Hacker News new | ask | show | jobs
by junon 1656 days ago
The screenshots are from one of my favorite games called The Talos Principle. Curious, is the author of the site associated with it? That game is custom built, looks incredible even on cheaper hardware (e.g. it looked beautiful on my 2015 MBP when I first played it). Crazy stuff.
2 comments

Croteam did wonders with that engine, truly a beautiful looking game inside and out.

Shaders are one of those topics that you can easily get lost in. It was one of my more recent "you don't know what you don't know" topics. The idea that your code will run one time for each pixel on your screen, 60-144x a second (!), is mind-boggling. It's still hard for me to wrap my head around it sometimes and when I finally write something that compiles it feels like magic every time.

It gets even weirder when you realize it's not just running your code for each pixel it's running the exact same instructions in parallel for large square blocks of pixels, which makes branching incredibly expensive.
Only as expensive as the slowest pixel in the batch :D
That's not exactly true, it can be slower than the slowest individual pixel.
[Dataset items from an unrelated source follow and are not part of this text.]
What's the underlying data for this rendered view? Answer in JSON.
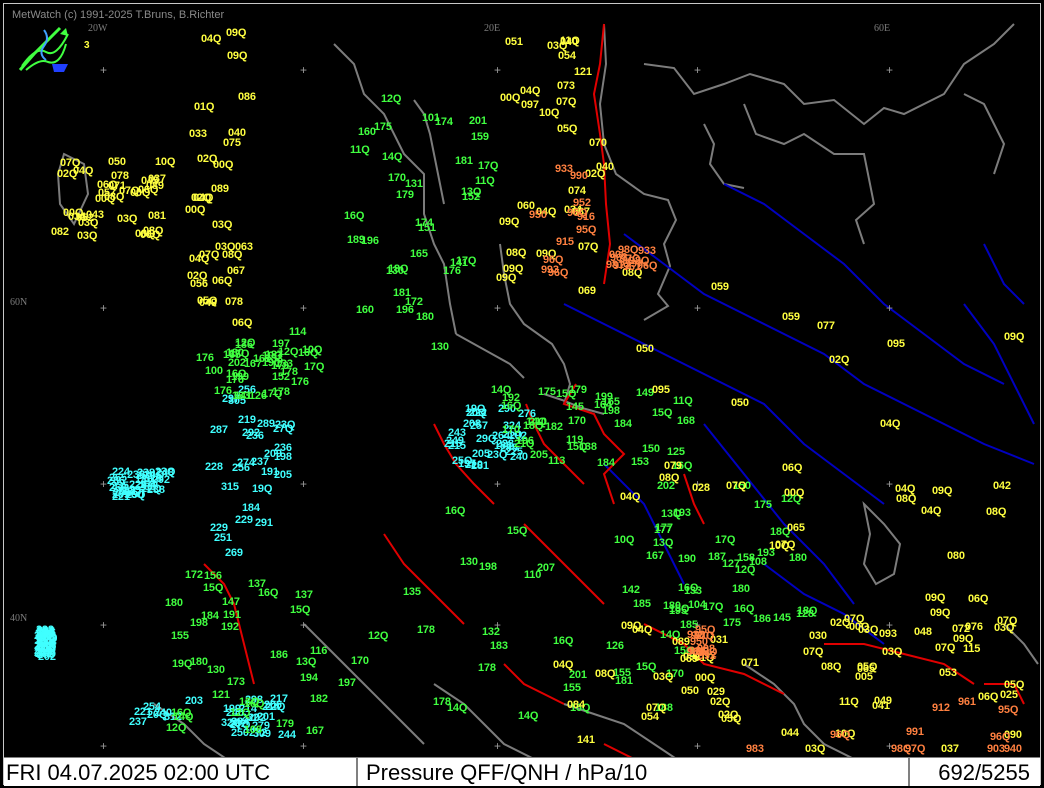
{
  "app": {
    "copyright": "MetWatch  (c) 1991-2025 T.Bruns, B.Richter",
    "logo_number": "3",
    "logo_icon": "metwatch-logo-icon"
  },
  "status": {
    "datetime": "FRI 04.07.2025 02:00 UTC",
    "product": "Pressure QFF/QNH / hPa/10",
    "count": "692/5255"
  },
  "grid_labels": [
    "20W",
    "20E",
    "60E",
    "60N",
    "40N"
  ],
  "colors": {
    "cyan": "#40ffff",
    "green": "#40ff40",
    "yellow": "#ffff40",
    "orange": "#ff8040",
    "coast": "#7c7c7c",
    "border": "#e00000",
    "river": "#0000c0",
    "statusbar": "#ffffff"
  },
  "stations": {
    "cyan": [
      "289",
      "318",
      "324",
      "314",
      "312",
      "291",
      "286",
      "285",
      "290",
      "309",
      "305",
      "297",
      "292",
      "250",
      "272",
      "274",
      "268",
      "257",
      "236",
      "240",
      "251",
      "235",
      "222",
      "202",
      "201",
      "219",
      "221",
      "210",
      "227",
      "237",
      "236",
      "238",
      "249",
      "254",
      "250",
      "256",
      "265",
      "264",
      "263",
      "262",
      "269",
      "270",
      "276",
      "268",
      "279",
      "287",
      "291",
      "290",
      "288",
      "298",
      "297",
      "290",
      "281",
      "295",
      "284",
      "292",
      "226",
      "228",
      "223",
      "214",
      "205",
      "207",
      "197",
      "234",
      "221",
      "237",
      "209",
      "215",
      "216",
      "214",
      "209",
      "202",
      "208",
      "215",
      "199",
      "191",
      "180",
      "180",
      "228",
      "232",
      "229",
      "238",
      "240",
      "253",
      "244",
      "228",
      "224",
      "215",
      "206",
      "203",
      "198",
      "201",
      "205",
      "206",
      "202",
      "184",
      "238",
      "21Q",
      "20Q",
      "32Q",
      "315",
      "24Q",
      "23Q",
      "20Q",
      "20Q",
      "19Q",
      "23Q",
      "20Q",
      "253",
      "254",
      "229",
      "248",
      "225",
      "231",
      "240",
      "256",
      "238",
      "243",
      "226",
      "217",
      "236",
      "23Q",
      "25Q",
      "24Q",
      "27Q",
      "27Q",
      "26Q",
      "29Q",
      "21Q",
      "22Q",
      "23Q",
      "22Q",
      "19Q",
      "19Q",
      "206"
    ],
    "green": [
      "160",
      "133",
      "125",
      "130",
      "130",
      "128",
      "131",
      "114",
      "113",
      "110",
      "108",
      "104",
      "101",
      "100",
      "14Q",
      "14Q",
      "15Q",
      "16Q",
      "165",
      "167",
      "149",
      "142",
      "147",
      "145",
      "152",
      "136",
      "119",
      "126",
      "173",
      "175",
      "174",
      "176",
      "196",
      "197",
      "191",
      "180",
      "170",
      "179",
      "165",
      "132",
      "137",
      "150",
      "141",
      "187",
      "199",
      "198",
      "155",
      "16Q",
      "175",
      "202",
      "210",
      "201",
      "198",
      "186",
      "159",
      "165",
      "168",
      "177",
      "184",
      "193",
      "201",
      "178",
      "21Q",
      "207",
      "16Q",
      "202",
      "196",
      "180",
      "175",
      "170",
      "180",
      "167",
      "12Q",
      "126",
      "150",
      "16Q",
      "19Q",
      "18Q",
      "17Q",
      "16Q",
      "15Q",
      "14Q",
      "16Q",
      "17Q",
      "18Q",
      "17Q",
      "16Q",
      "15Q",
      "13Q",
      "12Q",
      "11Q",
      "10Q",
      "14Q",
      "15Q",
      "16Q",
      "17Q",
      "179",
      "183",
      "184",
      "185",
      "186",
      "187",
      "189",
      "190",
      "192",
      "193",
      "194",
      "195",
      "196",
      "197",
      "198",
      "170",
      "172",
      "175",
      "176",
      "178",
      "179",
      "181",
      "182",
      "185",
      "151",
      "152",
      "153",
      "155",
      "156",
      "158",
      "160",
      "167",
      "170",
      "178",
      "179",
      "180",
      "181",
      "176",
      "182",
      "183",
      "180",
      "177",
      "180",
      "17Q",
      "18Q",
      "16Q",
      "15Q",
      "14Q",
      "13Q",
      "12Q",
      "11Q",
      "10Q",
      "116",
      "108",
      "130",
      "141",
      "145",
      "155",
      "137",
      "127",
      "130",
      "133",
      "138",
      "135",
      "121",
      "133",
      "14Q",
      "12Q",
      "15Q",
      "16Q",
      "12Q",
      "13Q",
      "11Q",
      "10Q",
      "164",
      "178",
      "192",
      "190",
      "181",
      "176",
      "170",
      "188",
      "167",
      "180",
      "174",
      "17Q",
      "16Q",
      "15Q",
      "14Q",
      "18Q",
      "17Q",
      "16Q",
      "15Q",
      "13Q",
      "13Q",
      "12Q",
      "172",
      "176",
      "184",
      "178",
      "12Q",
      "15Q",
      "16Q",
      "199",
      "205",
      "12Q"
    ],
    "yellow": [
      "057",
      "034",
      "050",
      "048",
      "054",
      "049",
      "045",
      "070",
      "042",
      "049",
      "044",
      "056",
      "052",
      "040",
      "059",
      "053",
      "050",
      "040",
      "043",
      "060",
      "059",
      "09Q",
      "092",
      "08Q",
      "089",
      "097",
      "095",
      "093",
      "089",
      "086",
      "08Q",
      "087",
      "07Q",
      "090",
      "084",
      "078",
      "071",
      "074",
      "079",
      "065",
      "069",
      "089",
      "078",
      "054",
      "050",
      "076",
      "029",
      "075",
      "037",
      "069",
      "028",
      "025",
      "041",
      "033",
      "034",
      "040",
      "077",
      "005",
      "030",
      "03Q",
      "081",
      "051",
      "095",
      "11Q",
      "04Q",
      "03Q",
      "02Q",
      "03Q",
      "02Q",
      "03Q",
      "02Q",
      "02Q",
      "03Q",
      "08Q",
      "09Q",
      "07Q",
      "05Q",
      "04Q",
      "04Q",
      "07Q",
      "06Q",
      "02Q",
      "03Q",
      "02Q",
      "07Q",
      "07Q",
      "04Q",
      "05Q",
      "03Q",
      "09Q",
      "07Q",
      "09Q",
      "08Q",
      "06Q",
      "09Q",
      "05Q",
      "10Q",
      "02Q",
      "04Q",
      "07Q",
      "08Q",
      "04Q",
      "06Q",
      "04Q",
      "04Q",
      "03Q",
      "00Q",
      "00Q",
      "06Q",
      "04Q",
      "08Q",
      "00Q",
      "01Q",
      "02Q",
      "03Q",
      "00Q",
      "00Q",
      "09Q",
      "07Q",
      "06Q",
      "00Q",
      "10Q",
      "10Q",
      "09Q",
      "08Q",
      "07Q",
      "06Q",
      "05Q",
      "04Q",
      "03Q",
      "02Q",
      "01Q",
      "00Q",
      "09Q",
      "08Q",
      "07Q",
      "04Q",
      "00Q",
      "00Q",
      "09Q",
      "07Q",
      "06Q",
      "05Q",
      "04Q",
      "03Q",
      "09Q",
      "08Q",
      "072",
      "071",
      "067",
      "082",
      "073",
      "065",
      "037",
      "031",
      "063",
      "050",
      "121",
      "080",
      "115",
      "141",
      "09Q",
      "08Q",
      "11Q",
      "09Q",
      "10Q",
      "07Q",
      "06Q",
      "08Q"
    ],
    "orange": [
      "990",
      "997",
      "960",
      "991",
      "993",
      "961",
      "938",
      "940",
      "915",
      "933",
      "998",
      "903",
      "916",
      "963",
      "920",
      "912",
      "933",
      "981",
      "931",
      "983",
      "950",
      "972",
      "950",
      "98Q",
      "952",
      "006",
      "992",
      "961",
      "96Q",
      "97Q",
      "98Q",
      "96Q",
      "96Q",
      "96Q",
      "95Q",
      "95Q",
      "96Q",
      "98Q",
      "97Q",
      "96Q",
      "95Q",
      "98Q",
      "96Q",
      "97Q"
    ]
  }
}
It's not just running the same code for each pixel in parallel across many cores, a single core* actually runs pixels at once and therefore has to have the same program counter on all of those pixels. If two pixels diverge then the core has to alternate between the different PCs and toggle each lane on and off depending on which pixel is currently executing.

That means if you had a shader like:

    if (pixelIndex % 2) {
        longFunctionA();
    } else {
        longFunctionB();
    }
It would actually take twice as long to run compared to every pixel calling the same function. Each core is executing a batch of pixels (a warp) that is evenly split between two completely different sections of code, so it has to alternate between each until they both finish.

* Core might not be the exact right term, Nvidia calls them SMs and other GPU vendors have different names.

With deferred rendering it's possibly running multiple sharers per pixel on the screen. A good example is the excellent Doom Graphics study shows how Doom 2016 is doing this. https://www.adriancourreges.com/blog/2016/09/09/doom-2016-gr...
The Talos Principle is really one of the best puzzle games I've played. It scratched the same itch for me that Portal did.